Dates are a thing of the past along with newspapers, street cars, electric lights, the hope of a speedy arrival in California, and last, but not least, our faithful companion, the stout, green tandem. And it came about thus:
We had reached a country of great level stretches, with grazing cattle and raw looking farms, of infrequent water and distant ranges of bare, blue mountains. Following a barbed wire fence, our road turned at right angles to the north, whereas the way should have been open straight into the west where a more fertile region was blazoned forth in masses of green and long strips of yellow.

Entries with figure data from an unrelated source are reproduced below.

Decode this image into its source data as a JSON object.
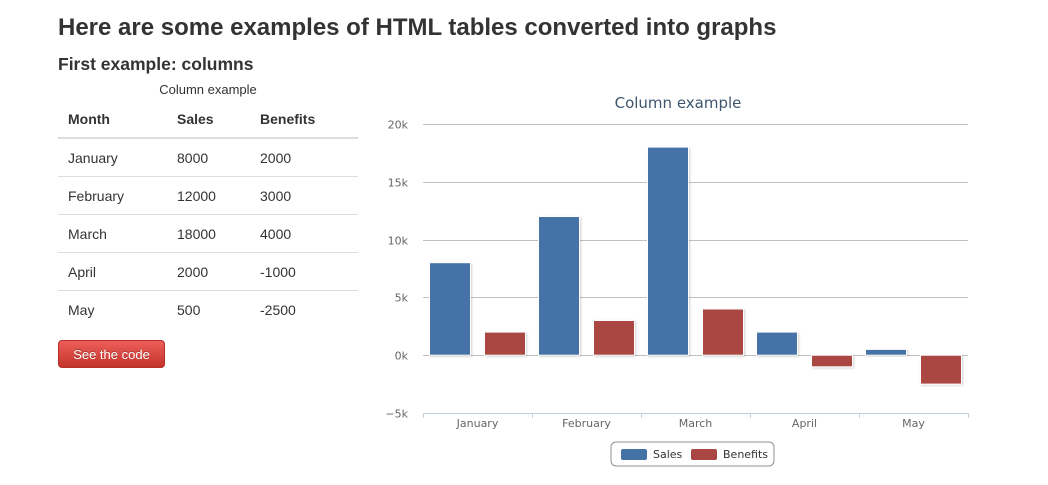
{
  "page": {
    "title": "Here are some examples of HTML tables converted into graphs",
    "section_title": "First example: columns"
  },
  "table": {
    "caption": "Column example",
    "headers": [
      "Month",
      "Sales",
      "Benefits"
    ],
    "rows": [
      [
        "January",
        "8000",
        "2000"
      ],
      [
        "February",
        "12000",
        "3000"
      ],
      [
        "March",
        "18000",
        "4000"
      ],
      [
        "April",
        "2000",
        "-1000"
      ],
      [
        "May",
        "500",
        "-2500"
      ]
    ]
  },
  "button": {
    "label": "See the code"
  },
  "colors": {
    "sales": "#4572a7",
    "benefits": "#aa4643",
    "button": "#da4f49"
  },
  "chart_data": {
    "type": "bar",
    "title": "Column example",
    "categories": [
      "January",
      "February",
      "March",
      "April",
      "May"
    ],
    "series": [
      {
        "name": "Sales",
        "values": [
          8000,
          12000,
          18000,
          2000,
          500
        ]
      },
      {
        "name": "Benefits",
        "values": [
          2000,
          3000,
          4000,
          -1000,
          -2500
        ]
      }
    ],
    "ylim": [
      -5000,
      20000
    ],
    "yticks": [
      20000,
      15000,
      10000,
      5000,
      0,
      -5000
    ],
    "ytick_labels": [
      "20k",
      "15k",
      "10k",
      "5k",
      "0k",
      "−5k"
    ],
    "grid": true,
    "legend_position": "bottom-center"
  }
}
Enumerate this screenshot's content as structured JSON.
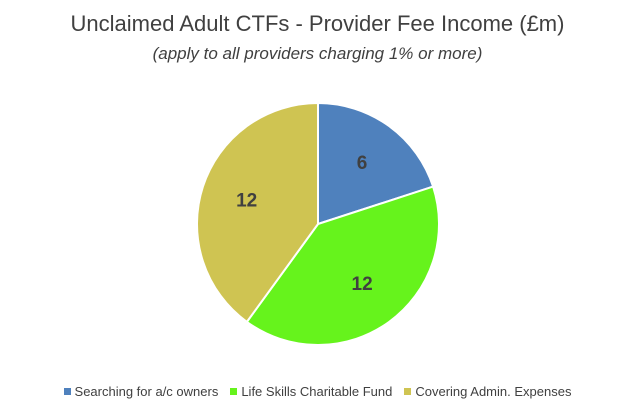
{
  "chart_data": {
    "type": "pie",
    "title": "Unclaimed Adult CTFs - Provider Fee Income (£m)",
    "subtitle": "(apply to all providers charging 1% or more)",
    "categories": [
      "Searching for a/c owners",
      "Life Skills Charitable Fund",
      "Covering Admin. Expenses"
    ],
    "values": [
      6,
      12,
      12
    ],
    "value_labels": [
      "6",
      "12",
      "12"
    ],
    "colors": [
      "#4f81bd",
      "#66f31c",
      "#cfc452"
    ],
    "legend": "bottom",
    "start_angle_deg": 0,
    "direction": "clockwise"
  }
}
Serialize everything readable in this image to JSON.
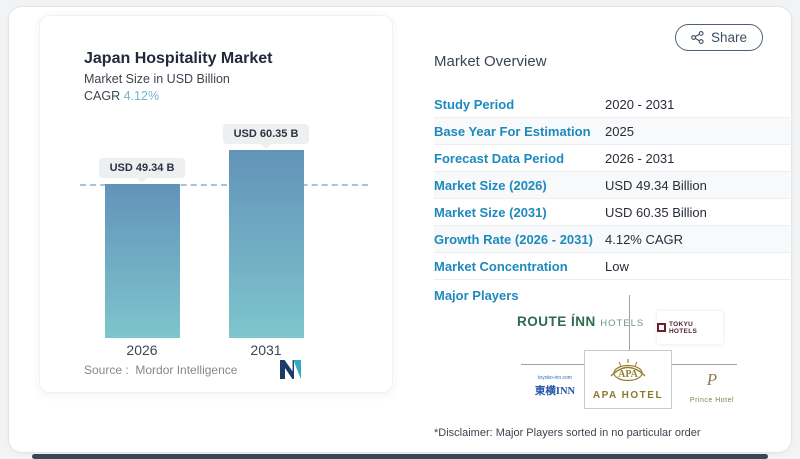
{
  "share": {
    "label": "Share"
  },
  "chart_card": {
    "title": "Japan Hospitality Market",
    "subtitle": "Market Size in USD Billion",
    "cagr_label": "CAGR",
    "cagr_value": "4.12%",
    "source_label": "Source :",
    "source_value": "Mordor Intelligence"
  },
  "chart_data": {
    "type": "bar",
    "title": "Japan Hospitality Market",
    "subtitle": "Market Size in USD Billion",
    "categories": [
      "2026",
      "2031"
    ],
    "values": [
      49.34,
      60.35
    ],
    "value_labels": [
      "USD 49.34 B",
      "USD 60.35 B"
    ],
    "unit": "USD Billion",
    "cagr": "4.12%",
    "ylim": [
      0,
      65
    ],
    "reference_line": 49.34,
    "grid": false,
    "bar_gradient": [
      "#6293b9",
      "#7ec5cd"
    ],
    "source": "Mordor Intelligence"
  },
  "overview": {
    "heading": "Market Overview",
    "rows": [
      {
        "label": "Study Period",
        "value": "2020 - 2031"
      },
      {
        "label": "Base Year For Estimation",
        "value": "2025"
      },
      {
        "label": "Forecast Data Period",
        "value": "2026 - 2031"
      },
      {
        "label": "Market Size (2026)",
        "value": "USD 49.34 Billion"
      },
      {
        "label": "Market Size (2031)",
        "value": "USD 60.35 Billion"
      },
      {
        "label": "Growth Rate (2026 - 2031)",
        "value": "4.12% CAGR"
      },
      {
        "label": "Market Concentration",
        "value": "Low"
      }
    ],
    "major_players_label": "Major Players",
    "disclaimer": "*Disclaimer: Major Players sorted in no particular order"
  },
  "players": {
    "route_inn": {
      "main": "ROUTE ÍNN",
      "suffix": "HOTELS"
    },
    "tokyu": {
      "text": "TOKYU HOTELS"
    },
    "toyoko": {
      "url": "toyoko-inn.com",
      "text": "東横INN"
    },
    "apa": {
      "emblem": "APA",
      "text": "APA HOTEL"
    },
    "prince": {
      "initial": "P",
      "text": "Prince Hotel"
    }
  },
  "colors": {
    "label_blue": "#1d8abd",
    "cagr_teal": "#72b7cd",
    "bar_top": "#6293b9",
    "bar_bottom": "#7ec5cd",
    "dashed_line": "#a7c3d9",
    "route_inn_green": "#2d6b4c",
    "tokyu_maroon": "#6e1d2f",
    "apa_gold": "#8d7830",
    "toyoko_blue": "#2456a8",
    "prince_gold": "#8c7c50"
  }
}
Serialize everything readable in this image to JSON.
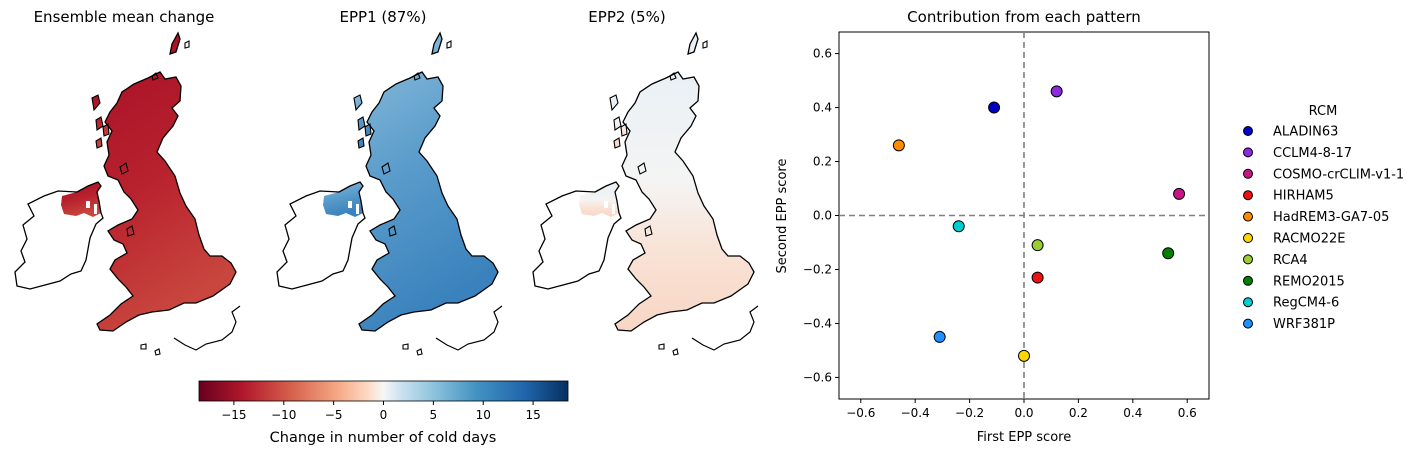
{
  "maps": {
    "titles": [
      "Ensemble mean change",
      "EPP1 (87%)",
      "EPP2 (5%)"
    ],
    "colorbar": {
      "label": "Change in number of cold days",
      "ticks": [
        "−15",
        "−10",
        "−5",
        "0",
        "5",
        "10",
        "15"
      ],
      "tick_values": [
        -15,
        -10,
        -5,
        0,
        5,
        10,
        15
      ],
      "range": [
        -18.5,
        18.5
      ],
      "colormap": "RdBu"
    }
  },
  "chart_data": {
    "type": "scatter",
    "title": "Contribution from each pattern",
    "xlabel": "First EPP score",
    "ylabel": "Second EPP score",
    "xlim": [
      -0.68,
      0.68
    ],
    "ylim": [
      -0.68,
      0.68
    ],
    "xticks": [
      -0.6,
      -0.4,
      -0.2,
      0.0,
      0.2,
      0.4,
      0.6
    ],
    "xtick_labels": [
      "−0.6",
      "−0.4",
      "−0.2",
      "0.0",
      "0.2",
      "0.4",
      "0.6"
    ],
    "yticks": [
      0.6,
      0.4,
      0.2,
      0.0,
      -0.2,
      -0.4,
      -0.6
    ],
    "ytick_labels": [
      "0.6",
      "0.4",
      "0.2",
      "0.0",
      "−0.2",
      "−0.4",
      "−0.6"
    ],
    "reference_lines": {
      "x": 0,
      "y": 0,
      "style": "dashed"
    },
    "legend": {
      "title": "RCM",
      "placement": "right"
    },
    "series": [
      {
        "name": "ALADIN63",
        "x": -0.11,
        "y": 0.4,
        "color": "#0000c8"
      },
      {
        "name": "CCLM4-8-17",
        "x": 0.12,
        "y": 0.46,
        "color": "#8a2be2"
      },
      {
        "name": "COSMO-crCLIM-v1-1",
        "x": 0.57,
        "y": 0.08,
        "color": "#c71585"
      },
      {
        "name": "HIRHAM5",
        "x": 0.05,
        "y": -0.23,
        "color": "#ee1111"
      },
      {
        "name": "HadREM3-GA7-05",
        "x": -0.46,
        "y": 0.26,
        "color": "#ff8c00"
      },
      {
        "name": "RACMO22E",
        "x": 0.0,
        "y": -0.52,
        "color": "#ffd700"
      },
      {
        "name": "RCA4",
        "x": 0.05,
        "y": -0.11,
        "color": "#9acd32"
      },
      {
        "name": "REMO2015",
        "x": 0.53,
        "y": -0.14,
        "color": "#008000"
      },
      {
        "name": "RegCM4-6",
        "x": -0.24,
        "y": -0.04,
        "color": "#00ced1"
      },
      {
        "name": "WRF381P",
        "x": -0.31,
        "y": -0.45,
        "color": "#1e90ff"
      }
    ]
  }
}
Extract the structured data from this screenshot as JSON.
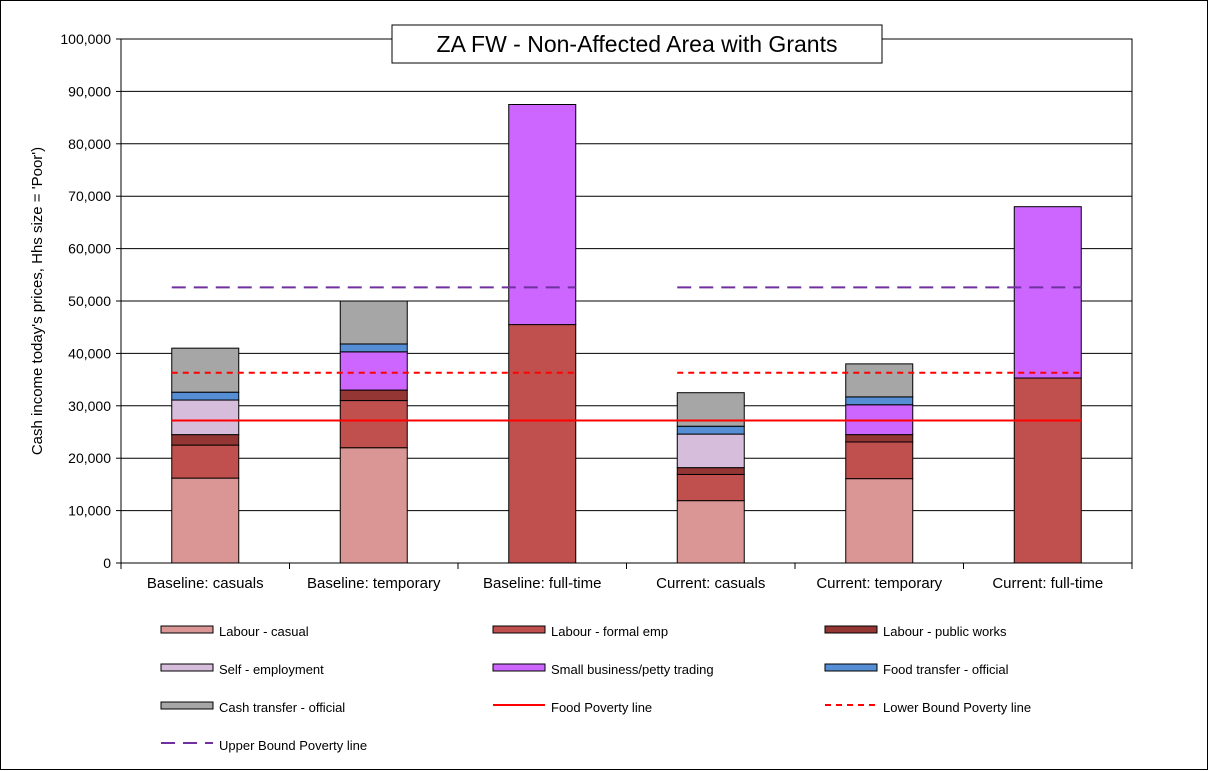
{
  "chart_data": {
    "type": "bar",
    "stacked": true,
    "title": "ZA FW - Non-Affected Area with Grants",
    "xlabel": "",
    "ylabel": "Cash income today's prices, Hhs size = 'Poor')",
    "ylim": [
      0,
      100000
    ],
    "yticks": [
      0,
      10000,
      20000,
      30000,
      40000,
      50000,
      60000,
      70000,
      80000,
      90000,
      100000
    ],
    "ytick_labels": [
      "0",
      "10,000",
      "20,000",
      "30,000",
      "40,000",
      "50,000",
      "60,000",
      "70,000",
      "80,000",
      "90,000",
      "100,000"
    ],
    "grid": true,
    "legend_position": "bottom",
    "categories": [
      "Baseline: casuals",
      "Baseline: temporary",
      "Baseline: full-time",
      "Current: casuals",
      "Current: temporary",
      "Current: full-time"
    ],
    "series": [
      {
        "name": "Labour - casual",
        "color": "#d99694",
        "values": [
          16200,
          22000,
          0,
          11900,
          16100,
          0
        ]
      },
      {
        "name": "Labour - formal emp",
        "color": "#c0504d",
        "values": [
          6300,
          9000,
          45500,
          5000,
          7000,
          35300
        ]
      },
      {
        "name": "Labour - public works",
        "color": "#943634",
        "values": [
          2000,
          2000,
          0,
          1300,
          1400,
          0
        ]
      },
      {
        "name": "Self - employment",
        "color": "#d5bddb",
        "values": [
          6600,
          0,
          0,
          6400,
          0,
          0
        ]
      },
      {
        "name": "Small business/petty trading",
        "color": "#cc66ff",
        "values": [
          0,
          7300,
          42000,
          0,
          5700,
          32700
        ]
      },
      {
        "name": "Food transfer - official",
        "color": "#558ed5",
        "values": [
          1500,
          1500,
          0,
          1500,
          1500,
          0
        ]
      },
      {
        "name": "Cash transfer - official",
        "color": "#a6a6a6",
        "values": [
          8400,
          8200,
          0,
          6400,
          6300,
          0
        ]
      }
    ],
    "lines": [
      {
        "name": "Food Poverty line",
        "color": "#ff0000",
        "style": "solid",
        "value": 27200,
        "spans": [
          [
            0,
            5
          ]
        ]
      },
      {
        "name": "Lower Bound Poverty line",
        "color": "#ff0000",
        "style": "dashed",
        "value": 36300,
        "spans": [
          [
            0,
            2
          ],
          [
            3,
            5
          ]
        ]
      },
      {
        "name": "Upper Bound Poverty line",
        "color": "#7030a0",
        "style": "dashed",
        "value": 52600,
        "spans": [
          [
            0,
            2
          ],
          [
            3,
            5
          ]
        ]
      }
    ]
  }
}
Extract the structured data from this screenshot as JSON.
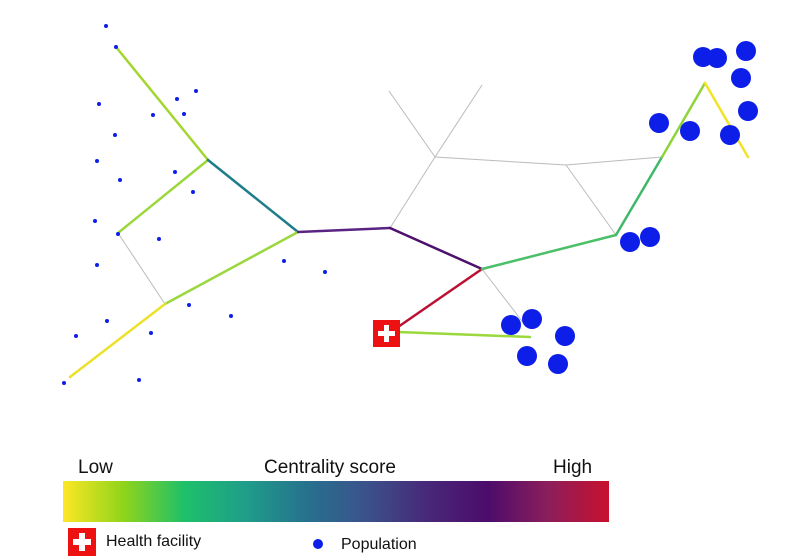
{
  "colorbar": {
    "low_label": "Low",
    "title": "Centrality score",
    "high_label": "High",
    "stops": [
      "#fde725",
      "#8fd41a",
      "#1ec06a",
      "#1f9e89",
      "#26728e",
      "#3b528b",
      "#482878",
      "#4c0c6b",
      "#8c1e5c",
      "#c8102e"
    ]
  },
  "legend": {
    "health_facility_label": "Health facility",
    "population_label": "Population"
  },
  "colors": {
    "health_facility": "#ee1111",
    "population": "#0d1ee8",
    "background_road": "#bbbbbb"
  }
}
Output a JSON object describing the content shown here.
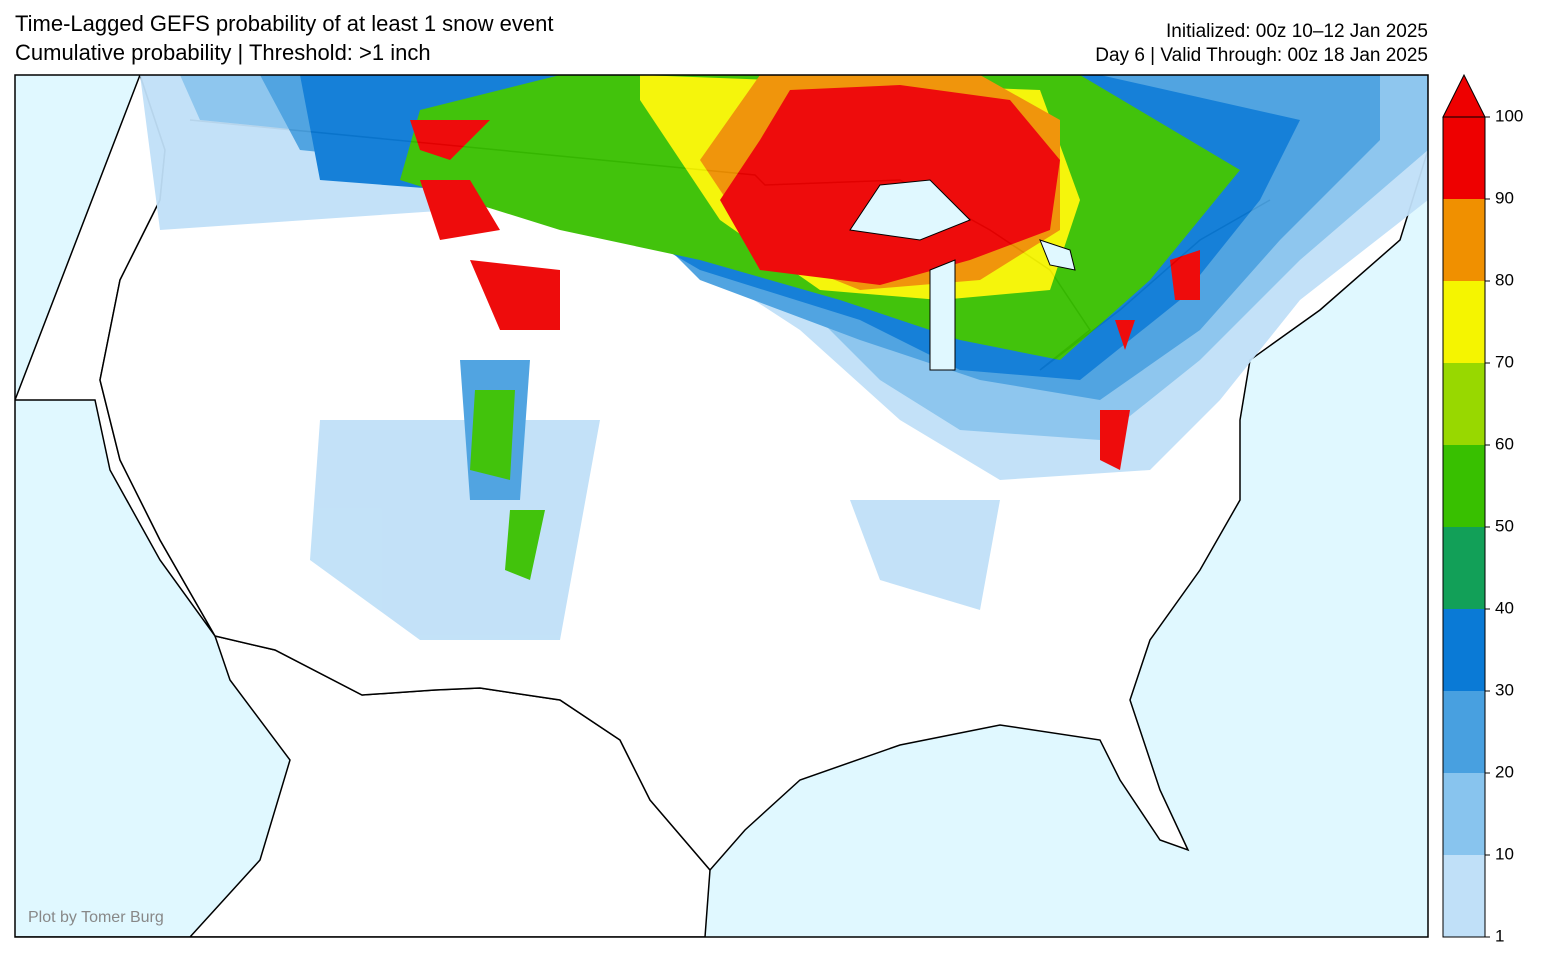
{
  "header": {
    "title": "Time-Lagged GEFS probability of at least 1 snow event",
    "subtitle": "Cumulative probability | Threshold: >1 inch",
    "initialized": "Initialized: 00z 10–12 Jan 2025",
    "valid": "Day 6 | Valid Through: 00z 18 Jan 2025"
  },
  "credit": "Plot by Tomer Burg",
  "colorbar": {
    "ticks": [
      1,
      10,
      20,
      30,
      40,
      50,
      60,
      70,
      80,
      90,
      100
    ],
    "colors": [
      "#c0e0f8",
      "#88c4ee",
      "#48a0e0",
      "#0a7ad6",
      "#12a058",
      "#38c000",
      "#98d800",
      "#f5f500",
      "#f09000",
      "#ee0000"
    ]
  }
}
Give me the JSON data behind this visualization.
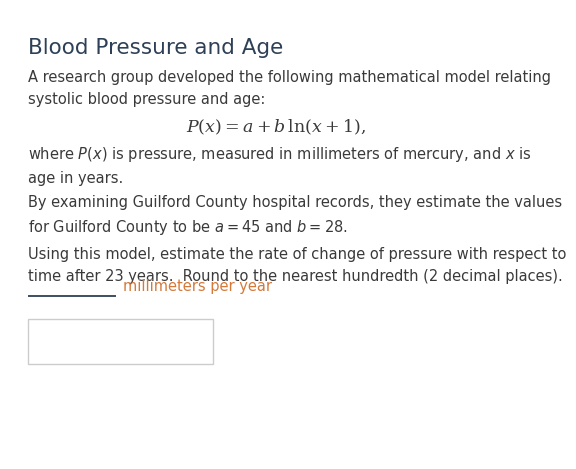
{
  "title": "Blood Pressure and Age",
  "title_color": "#2e4057",
  "title_fontsize": 15.5,
  "body_fontsize": 10.5,
  "text_color": "#3a3a3a",
  "accent_color": "#d4793a",
  "bg_color": "#ffffff",
  "para1": "A research group developed the following mathematical model relating\nsystolic blood pressure and age:",
  "formula": "$P(x) = a + b\\,\\ln(x + 1),$",
  "para2": "where $P(x)$ is pressure, measured in millimeters of mercury, and $x$ is\nage in years.",
  "para3": "By examining Guilford County hospital records, they estimate the values\nfor Guilford County to be $a = 45$ and $b = 28$.",
  "para4": "Using this model, estimate the rate of change of pressure with respect to\ntime after 23 years.  Round to the nearest hundredth (2 decimal places).",
  "blank_label": "millimeters per year",
  "underline_color": "#2e4057",
  "box_border_color": "#cccccc"
}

We stopped at a rude cabin which crouched, mouse-like, at the turn in the road, to fill the canteen. A woman, withered and sunbrowned and worn by pathetically futile efforts to maintain a home in an unfriendly land, answered my knock. She informed us that the fenced range that blocked our path was part of a great holding to the south, which projected a long tentacle to enfold a source of life-giving water far to the north. Thus, we needs must make a great detour to reach the point to the west of us where the highway again took up its march toward the setting sun. This strip, it appeared, was but a scant three miles in width, and we were at once filled with the idea of walking across instead of riding so far around. After some manœuvring, we succeeded in crowding the wheel beneath the barbed strands and set off across the prairie, which was almost as hard and bare as the county road. We had not gone far when a group of cattle caught sight of us and moved up to inspect the strange intruders. These were followed by others, which seemed a signal to hundreds. Soon a dense mass was tagging at our heels and spreading out to right and left, while in the distance still more could be seen lumbering up to join the herd. A peculiar prickling sensation began to manifest itself in the region of my scalp.
“Dear me, I do wish your sweater was blue instead of red,” I observed nervously to Dan. “I believe it is making these cattle angry. Do you suppose they really would attack us?”